One that always stands out is Kate Lawler, who was on Big Brother, buying a hot tub as a gift for her fellow Big Brotheree Alison Hammond in 2012, so they could have a Big Brother reunion party. No one else ever knew about it.

Are there tells you've learned to spot?

The one that I love is that absolutely without fail, people hit 40 and start buying vitamins. I had Harriet Scott on, the breakfast radio DJ, and she had bought (a title like) How To Bring Spice Back Into Your Love Life After You've Had A Child. She bought it in February and had her second child that November, so it became apparent that this book created the coming together for child two.

Has lockdown been difficult for the podcast?

In one sense, it's better because I don't have to give all the visual cues that I would when speaking face-to-face. I record it my end and log into their Amazon (account), so I can rummage round while they're talking. "Oh yes, tell me more," I'll say while I'm looking at the sex toy they just purchased.

Have there been many sex toys?

Oh yes, we had one the other day. They'd tried to archive it but couldn't because it hadn't arrived yet. It was brilliant because the toy was designed to delay the moment of gratification, but had itself been delayed.

Was there anyone whose purchases didn't represent them?

There was one - (the comedian) Carl Donnelly. He bought things like How To Do Psychic Readings Through Touch and the Communist Manifesto. He had this weird, alternative side that I don't think even he realised was there. You get to know people really well by the end of everything and you learn so much about men and women. (The stand-up) Jessica Fostekew talked about buying an epilator, which I had never heard of. It turns out that it's this thing invented by the patriarchy that literally tears the hair from your body, and she had ended up on antibiotics thanks to a badly infected leg.

Has there been a big change in people's habits over the years?

Massively. In the Noughties we talk about books, CDs and DVDs, and then from the early 2010s it goes absolutely crackers. I think we now treat Amazon as some sort of coin box which we throw money into, thinking it will solve all our problems, and people often say, "Why oh why did I buy that?"
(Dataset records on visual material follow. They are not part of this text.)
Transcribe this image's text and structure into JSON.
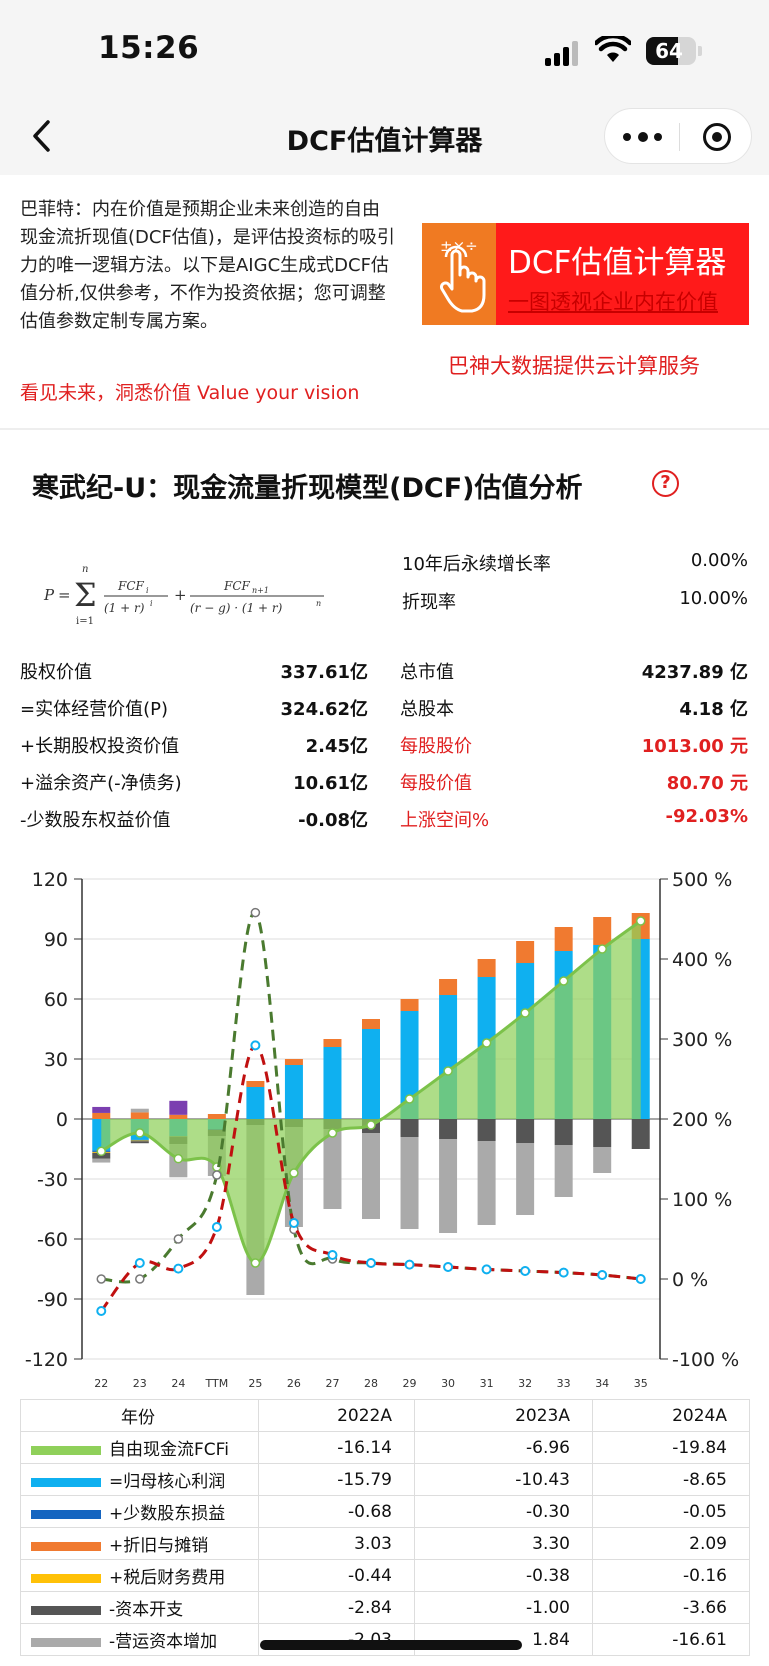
{
  "status": {
    "time": "15:26",
    "battery": "64",
    "battery_level": 0.64
  },
  "nav": {
    "title": "DCF估值计算器"
  },
  "intro": {
    "text": "巴菲特：内在价值是预期企业未来创造的自由现金流折现值(DCF估值)，是评估投资标的吸引力的唯一逻辑方法。以下是AIGC生成式DCF估值分析,仅供参考，不作为投资依据；您可调整估值参数定制专属方案。",
    "slogan": "看见未来，洞悉价值 Value your vision"
  },
  "banner": {
    "ops": "±×÷",
    "title": "DCF估值计算器",
    "subtitle": "一图透视企业内在价值",
    "cloud": "巴神大数据提供云计算服务"
  },
  "model": {
    "title": "寒武纪-U：现金流量折现模型(DCF)估值分析",
    "help": "?"
  },
  "params": {
    "growth_label": "10年后永续增长率",
    "growth_value": "0.00%",
    "discount_label": "折现率",
    "discount_value": "10.00%"
  },
  "values": {
    "left": [
      {
        "label": "股权价值",
        "value": "337.61亿"
      },
      {
        "label": "=实体经营价值(P)",
        "value": "324.62亿"
      },
      {
        "label": "+长期股权投资价值",
        "value": "2.45亿"
      },
      {
        "label": "+溢余资产(-净债务)",
        "value": "10.61亿"
      },
      {
        "label": "-少数股东权益价值",
        "value": "-0.08亿"
      }
    ],
    "right": [
      {
        "label": "总市值",
        "value": "4237.89 亿"
      },
      {
        "label": "总股本",
        "value": "4.18 亿"
      },
      {
        "label": "每股股价",
        "value": "1013.00 元"
      },
      {
        "label": "每股价值",
        "value": "80.70 元"
      },
      {
        "label": "上涨空间%",
        "value": "-92.03%"
      }
    ]
  },
  "colors": {
    "fcf": "#8fd05a",
    "profit": "#0fb0f0",
    "minority": "#1565c0",
    "dep": "#f07a30",
    "fin": "#ffc107",
    "capex": "#555555",
    "wc": "#aaaaaa",
    "equity": "#7b3fb0",
    "red": "#e02020",
    "green_line": "#4a7a2f",
    "red_line": "#c01010"
  },
  "chart_data": {
    "type": "bar",
    "categories": [
      "22",
      "23",
      "24",
      "TTM",
      "25",
      "26",
      "27",
      "28",
      "29",
      "30",
      "31",
      "32",
      "33",
      "34",
      "35"
    ],
    "y_ticks": [
      "120",
      "90",
      "60",
      "30",
      "0",
      "-30",
      "-60",
      "-90",
      "-120"
    ],
    "y2_ticks": [
      "500 %",
      "400 %",
      "300 %",
      "200 %",
      "100 %",
      "0 %",
      "-100 %"
    ],
    "ylim": [
      -120,
      120
    ],
    "y2lim": [
      -100,
      500
    ],
    "series": [
      {
        "values": [
          -15.79,
          -10.43,
          -8.65,
          -5,
          16,
          27,
          36,
          45,
          54,
          62,
          71,
          78,
          84,
          87,
          90
        ]
      },
      {
        "values": [
          -0.68,
          -0.3,
          -0.05,
          -0.5,
          0,
          0,
          0,
          0,
          0,
          0,
          0,
          0,
          0,
          0,
          0
        ]
      },
      {
        "values": [
          3.03,
          3.3,
          2.09,
          2.5,
          3,
          3,
          4,
          5,
          6,
          8,
          9,
          11,
          12,
          14,
          13
        ]
      },
      {
        "values": [
          -0.44,
          -0.38,
          -0.16,
          0,
          0,
          0,
          0,
          0,
          0,
          0,
          0,
          0,
          0,
          0,
          0
        ]
      },
      {
        "values": [
          -2.84,
          -1.0,
          -3.66,
          -3,
          -3,
          -4,
          -5,
          -7,
          -9,
          -10,
          -11,
          -12,
          -13,
          -14,
          -15
        ]
      },
      {
        "values": [
          -2.03,
          1.84,
          -16.61,
          -20,
          -85,
          -50,
          -40,
          -43,
          -46,
          -47,
          -42,
          -36,
          -26,
          -13,
          0
        ]
      },
      {
        "values": [
          3,
          0,
          7,
          0,
          0,
          0,
          0,
          0,
          0,
          0,
          0,
          0,
          0,
          0,
          0
        ]
      },
      {
        "values": [
          -16.14,
          -6.96,
          -19.84,
          -24,
          -72,
          -27,
          -7,
          -3,
          10,
          24,
          38,
          53,
          69,
          85,
          99
        ]
      },
      {
        "values": [
          0,
          0,
          50,
          130,
          458,
          62,
          25,
          20,
          18,
          15,
          12,
          10,
          8,
          5,
          0
        ]
      },
      {
        "values": [
          -40,
          20,
          13,
          65,
          292,
          70,
          30,
          20,
          18,
          15,
          12,
          10,
          8,
          5,
          0
        ]
      }
    ]
  },
  "table": {
    "headers": [
      "年份",
      "2022A",
      "2023A",
      "2024A"
    ],
    "rows": [
      {
        "label": "自由现金流FCFi",
        "values": [
          "-16.14",
          "-6.96",
          "-19.84"
        ]
      },
      {
        "label": "=归母核心利润",
        "values": [
          "-15.79",
          "-10.43",
          "-8.65"
        ]
      },
      {
        "label": "+少数股东损益",
        "values": [
          "-0.68",
          "-0.30",
          "-0.05"
        ]
      },
      {
        "label": "+折旧与摊销",
        "values": [
          "3.03",
          "3.30",
          "2.09"
        ]
      },
      {
        "label": "+税后财务费用",
        "values": [
          "-0.44",
          "-0.38",
          "-0.16"
        ]
      },
      {
        "label": "-资本开支",
        "values": [
          "-2.84",
          "-1.00",
          "-3.66"
        ]
      },
      {
        "label": "-营运资本增加",
        "values": [
          "-2.03",
          "1.84",
          "-16.61"
        ]
      }
    ]
  }
}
Have there been any major shifts during lockdown?

Loads of people have bought resistance bands, that's been a definite craze. Comedian Nick Helm bought a massive pack of Spam and three signed photos of Pamela Anderson (they were £5.99 and definitely fake). He was stocking up for lockdown and wanted to decorate his downstairs loo.

What's been the weirdest thing about lockdown for you?

My wife and I have now spent so much time looking at each other's faces, I reckon we're into our mid-50s on the relationship mile-o-meter. I've loved being at home with my two boys - the surreal part has been homeschooling. Having to teach myself, and then my son, what a fronted adverbial is.

Is it easy to find humour in the pandemic?

I think so. We all acknowledge the awfulness - (impressionist) Matt Forde, for example, has asthma and is shielding, so when I talked to him he had been indoors for three months. But with that comes gallows humour. It's a British thing, and a comic's thing, and we love it.

Does comedy have an important role to play in difficult times?

I believe so. It's terribly sad our comedy venues are under threat, because we have literally the best comedy circuit in the world. This is a rainy country, and we love laughing at things being c**p, but so many comedy clubs will close down. I met my wife in a comedy club. We've just got to hope things can open up soon.